Intel has killed the support for the Cannonlake GPU chips after the processor failed to see the mainstream light as Intel had a huge amount of problems with its first 10nm mobile line. Before Ice Lake, Intel’s first 10nm mobile line was actually the Cannon Lake. Before the launch, there was much hype about the lineup but it eventually only saw one processor hit the market, and only in China.
The only CPU to be released from the Cannonlake lineup was the Intel Core i3-8121U and that too shipped with disabled internal graphics. And now, Intel’s open-source driver developers have finally removed all Gen10-specific code from their Linux OpenGL/Vulkan drivers in Mesa. It is quite odd considering that Intel never shipped a production Cannon Lake CPU with its Gen10 graphics enabled.
Intel’s Cannonlake was a miserable failure for the company in its first try at 10nm architecture. Cannon Lake CPUs never shipped in any major capacity, the only release was in China and the lone Core i3 8121U model had its graphics support disabled when it shipped.
Prior to today, Intel’s Linux graphics drivers had code for Cannon Lake CPUs using 10th Gen iGPUs. But since no Cannon Lake chips were ever released that take advantage of that, Intel’s decision to remove some of the drivers’ code. The code remains for what was shared by Gen9 and prior and similarly code that is also in use for Gen11 or current Gen12/Xe Graphics.

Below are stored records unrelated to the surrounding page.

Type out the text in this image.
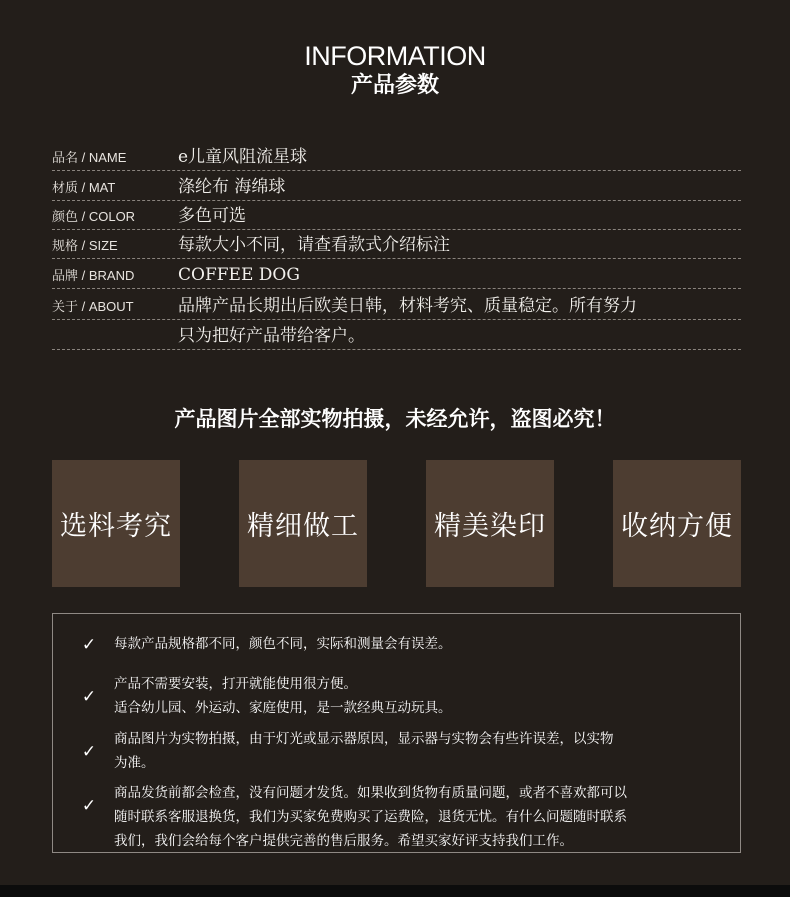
INFORMATION
产品参数
品名 / NAME	e儿童风阻流星球
材质 / MAT	涤纶布 海绵球
颜色 / COLOR	多色可选
规格 / SIZE	每款大小不同，请查看款式介绍标注
品牌 / BRAND	COFFEE DOG
关于 / ABOUT	品牌产品长期出后欧美日韩，材料考究、质量稳定。所有努力
只为把好产品带给客户。
产品图片全部实物拍摄，未经允许，盗图必究！
选料考究	精细做工	精美染印	收纳方便
✓ 每款产品规格都不同，颜色不同，实际和测量会有误差。
✓
产品不需要安装，打开就能使用很方便。
适合幼儿园、外运动、家庭使用，是一款经典互动玩具。
✓
商品图片为实物拍摄，由于灯光或显示器原因，显示器与实物会有些许误差，以实物
为准。
✓
商品发货前都会检查，没有问题才发货。如果收到货物有质量问题，或者不喜欢都可以
随时联系客服退换货，我们为买家免费购买了运费险，退货无忧。有什么问题随时联系
我们，我们会给每个客户提供完善的售后服务。希望买家好评支持我们工作。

Removing all the Gen10-specific code yields a savings of just under eleven thousand lines within Mesa. The merge clearing out the Gen10 graphics code on Github mentions:
We don’t need [Cannonlake]-only code. This series kills it all with fire.
The merge today places this clean-up for Mesa 20.3 due out before the year’s end. The code was present in Intel driver for 3 years since 2017, back when Intel had planned to release these 10nm chips.